Utica, Railroad Center.
Utica is known as the "Crossroads of New York State." It occupies a dominating position as a center of railroad and
automobile transportation. In the days of canal transportation, it was also a waterway center as the Chenango canal from the south here
met the Erie canal and, 15 miles west, the Black River canal entered the Erie at Rome.

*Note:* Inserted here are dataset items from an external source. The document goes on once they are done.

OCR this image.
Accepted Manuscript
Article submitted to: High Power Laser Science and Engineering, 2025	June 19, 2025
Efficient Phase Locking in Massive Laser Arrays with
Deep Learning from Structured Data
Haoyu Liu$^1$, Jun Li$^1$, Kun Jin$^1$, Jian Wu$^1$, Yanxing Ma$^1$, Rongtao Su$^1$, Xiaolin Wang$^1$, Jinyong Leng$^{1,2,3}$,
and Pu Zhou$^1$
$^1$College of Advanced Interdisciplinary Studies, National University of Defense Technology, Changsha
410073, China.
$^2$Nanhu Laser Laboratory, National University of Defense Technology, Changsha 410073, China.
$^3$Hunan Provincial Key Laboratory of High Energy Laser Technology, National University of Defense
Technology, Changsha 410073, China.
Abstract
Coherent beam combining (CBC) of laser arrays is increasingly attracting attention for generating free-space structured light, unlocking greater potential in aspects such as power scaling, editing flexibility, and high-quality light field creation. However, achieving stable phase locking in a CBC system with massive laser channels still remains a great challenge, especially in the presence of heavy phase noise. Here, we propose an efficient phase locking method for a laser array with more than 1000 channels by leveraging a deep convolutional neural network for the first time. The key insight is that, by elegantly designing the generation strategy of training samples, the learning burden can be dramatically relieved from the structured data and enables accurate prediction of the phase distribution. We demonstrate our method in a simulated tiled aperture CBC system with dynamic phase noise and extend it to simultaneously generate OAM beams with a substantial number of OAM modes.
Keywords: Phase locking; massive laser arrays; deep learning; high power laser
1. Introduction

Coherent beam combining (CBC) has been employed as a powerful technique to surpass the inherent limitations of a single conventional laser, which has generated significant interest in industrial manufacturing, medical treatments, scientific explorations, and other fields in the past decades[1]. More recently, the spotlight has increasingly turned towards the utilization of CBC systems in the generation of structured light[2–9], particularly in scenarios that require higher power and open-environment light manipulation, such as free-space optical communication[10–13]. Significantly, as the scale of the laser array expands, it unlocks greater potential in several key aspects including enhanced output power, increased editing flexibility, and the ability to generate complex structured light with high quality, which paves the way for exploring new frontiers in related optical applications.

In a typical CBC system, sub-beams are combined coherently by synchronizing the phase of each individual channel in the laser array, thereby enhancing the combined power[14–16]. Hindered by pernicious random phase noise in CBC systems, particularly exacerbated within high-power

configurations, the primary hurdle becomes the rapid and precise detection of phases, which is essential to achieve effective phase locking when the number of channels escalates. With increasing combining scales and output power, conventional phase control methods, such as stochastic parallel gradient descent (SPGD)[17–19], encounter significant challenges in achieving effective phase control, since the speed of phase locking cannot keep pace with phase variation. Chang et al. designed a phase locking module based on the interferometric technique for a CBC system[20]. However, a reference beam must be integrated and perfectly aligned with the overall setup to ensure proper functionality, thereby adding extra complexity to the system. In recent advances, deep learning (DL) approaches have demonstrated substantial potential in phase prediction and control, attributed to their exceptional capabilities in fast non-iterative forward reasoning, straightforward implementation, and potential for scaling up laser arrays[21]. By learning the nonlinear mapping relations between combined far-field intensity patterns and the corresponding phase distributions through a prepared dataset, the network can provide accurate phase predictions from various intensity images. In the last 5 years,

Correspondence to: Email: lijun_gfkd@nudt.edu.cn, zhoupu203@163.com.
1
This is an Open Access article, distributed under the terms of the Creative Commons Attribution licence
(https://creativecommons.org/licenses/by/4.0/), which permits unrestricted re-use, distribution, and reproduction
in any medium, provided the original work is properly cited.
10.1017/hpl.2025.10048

Utica is a railroad and automobile gateway northward to the Adirondacks, Thousand Islands and Canada and southward
to the Susquehanna Valley.
Utica is a very important railroad center of the northeastern United States. The beautiful Union station is one of
the finest in the east and serves the following lines:
New York Central Railroad; all Central trains but one (1924) stop at Utica.
West Shore Railroad.
New York Central, St. Lawrence division, north to Trenton (Trenton Falls) 18 m., Remsen 22 m., Lowville 59 m., Watertown 83 m.,
Cape Vincent 98 m., Carthage 75 m., Philadelphia 88 m., Clayton (Thousand Islands) 95 m., Ogdensburg 135 m., Potsdam 142 m.,
Massena Springs 161 m.
New York Central, Adirondack division, north to Thendara (Fulton Chain) 52 m., Tupper Lake Junction 108 m., Saranac
Lake 132 m., Lake Placid 142 m., Malone 167 m., Montreal 233 m., Ottawa division (from Tupper Lake Junction), Cornwall, Ont., 178 m.;
Ottawa, Ont., 235 m.
The word Adirondack means "tree-eaters," and was applied in contempt by the Iroquois Indians of New York State to
their Algonquin Indian enemies in Canada.

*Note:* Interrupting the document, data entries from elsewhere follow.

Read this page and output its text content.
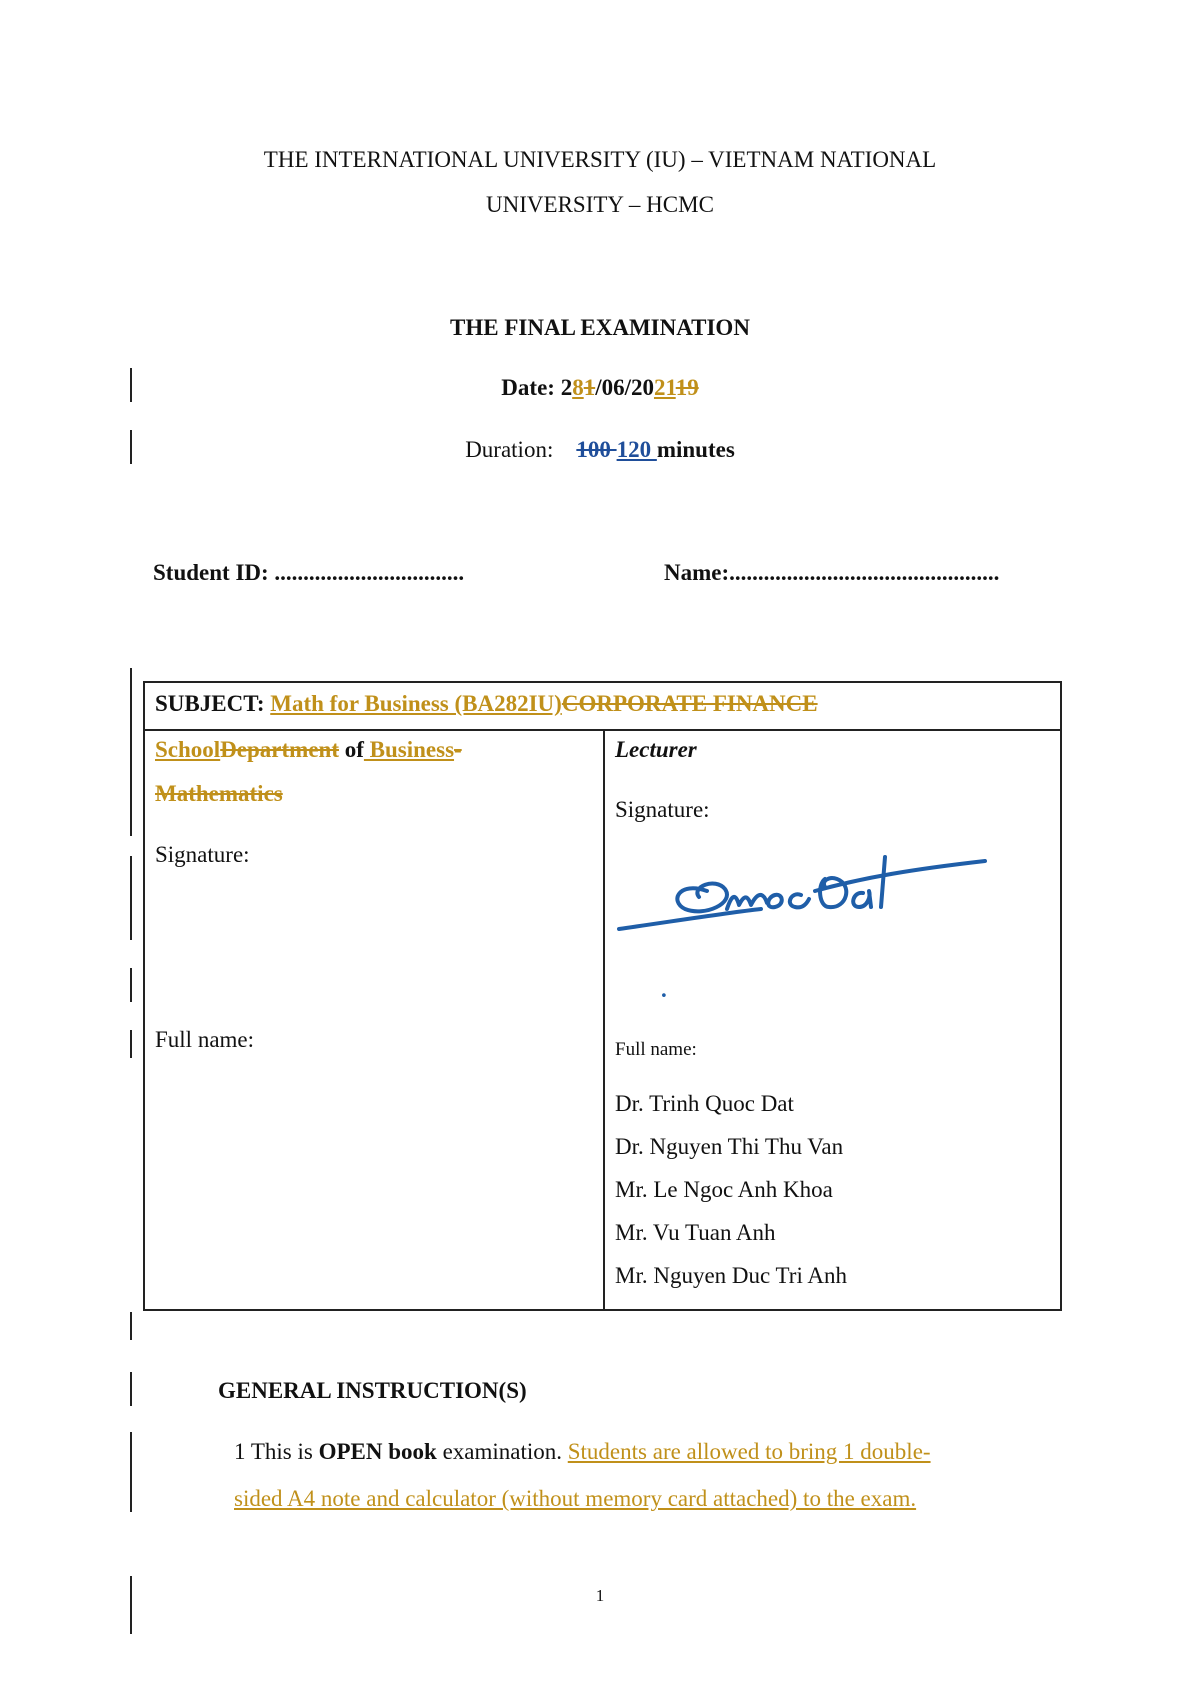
THE INTERNATIONAL UNIVERSITY (IU) – VIETNAM NATIONAL
UNIVERSITY – HCMC
THE FINAL EXAMINATION
Date: 281/06/202119
Duration: 100 120 minutes
Student ID: .................................	Name:...............................................
SUBJECT: Math for Business (BA282IU)CORPORATE FINANCE
SchoolDepartment of Business-
Mathematics
Signature:
Full name:
Lecturer
Signature:
.
Full name:
Dr. Trinh Quoc Dat
Dr. Nguyen Thi Thu Van
Mr. Le Ngoc Anh Khoa
Mr. Vu Tuan Anh
Mr. Nguyen Duc Tri Anh
GENERAL INSTRUCTION(S)
1 This is OPEN book examination. Students are allowed to bring 1 double-
sided A4 note and calculator (without memory card attached) to the exam.
1
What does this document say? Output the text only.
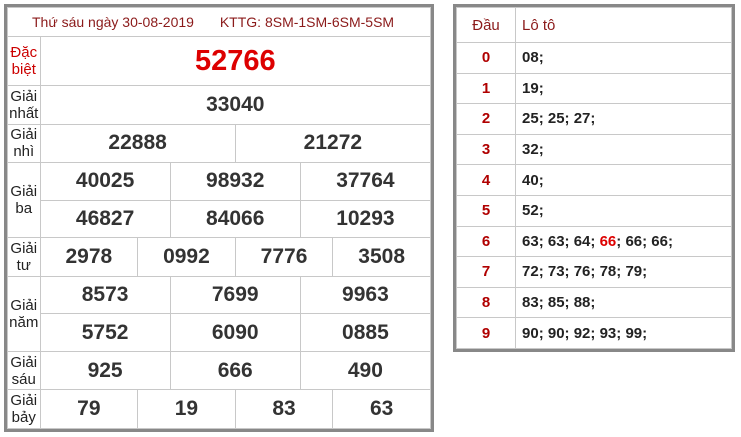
Thứ sáu ngày 30-08-2019 KTTG: 8SM-1SM-6SM-5SM						
Đặc biệt	52766					
Giải nhất	33040					
Giải nhì	22888			21272		
Giải ba	40025		98932		37764	
	46827		84066		10293	
Giải tư	2978	0992		7776		3508
Giải năm	8573		7699		9963	
	5752		6090		0885	
Giải sáu	925		666		490	
Giải bảy	79	19		83		63
Đầu	Lô tô
0	08;
1	19;
2	25; 25; 27;
3	32;
4	40;
5	52;
6	63; 63; 64; 66; 66; 66;
7	72; 73; 76; 78; 79;
8	83; 85; 88;
9	90; 90; 92; 93; 99;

Utica branch, Delaware, Lackawanna and Western, running south to Binghamton, with a branch to Richfield Springs and
Canadarago (Schuyler) Lake.
Utica branch, New York, Ontario and Western, running south to Norwich, Walton and Weehawken.
The New York State Railways operate electric trolley lines eastward to Little Falls, westward to Rome and Syracuse.
The New York Central Railroad maintains a railroad school, where instruction is given in telegraphy,
station work and
other branches of railroading in the Union Station.
New York Central Lines, World's Greatest Company
- Value $2,000,000,000 -
Only Six Track Railroad in the World Through Mohawk Valley.
The New York Central Lines constitute not only the biggest business enterprise in the Mohawk Valley but the most
valuable property under one management in the World, being valued at two billion dollars. It is also the World's greatest railroad
The Mohawk division (Albany to Syracuse) is the oldest and most important division of the New York Central Lines
carrying not only the New York metropolitan district traffic but that of Boston and New England to the west and return. Its passenger,
mail express, milk and freight haulage is enormous. The Central and West Shore tracks, from Rotterdam Junction to Syracuse, on the
Mohawk division, cinstitute the only six-track railroad in the World. The New York Central Lines haul one-tenth of the railroad traffic
of the United States. All Mohawk River towns, from Rome to Schenectady, are fortunate to be situated on the main line of the World's
Greatest railroad and Utica is particularly favored as it is an important junction point of the New York Central Lines.
Automobilists' Information Bureau.
The Utica Motor Club maintains an office in the Hotel Utica, with branch offices in the Hotel Martin and Baggs Hotel,
which offers every aid and direction to automobilists who stop at this "Cross-Roads of New York State."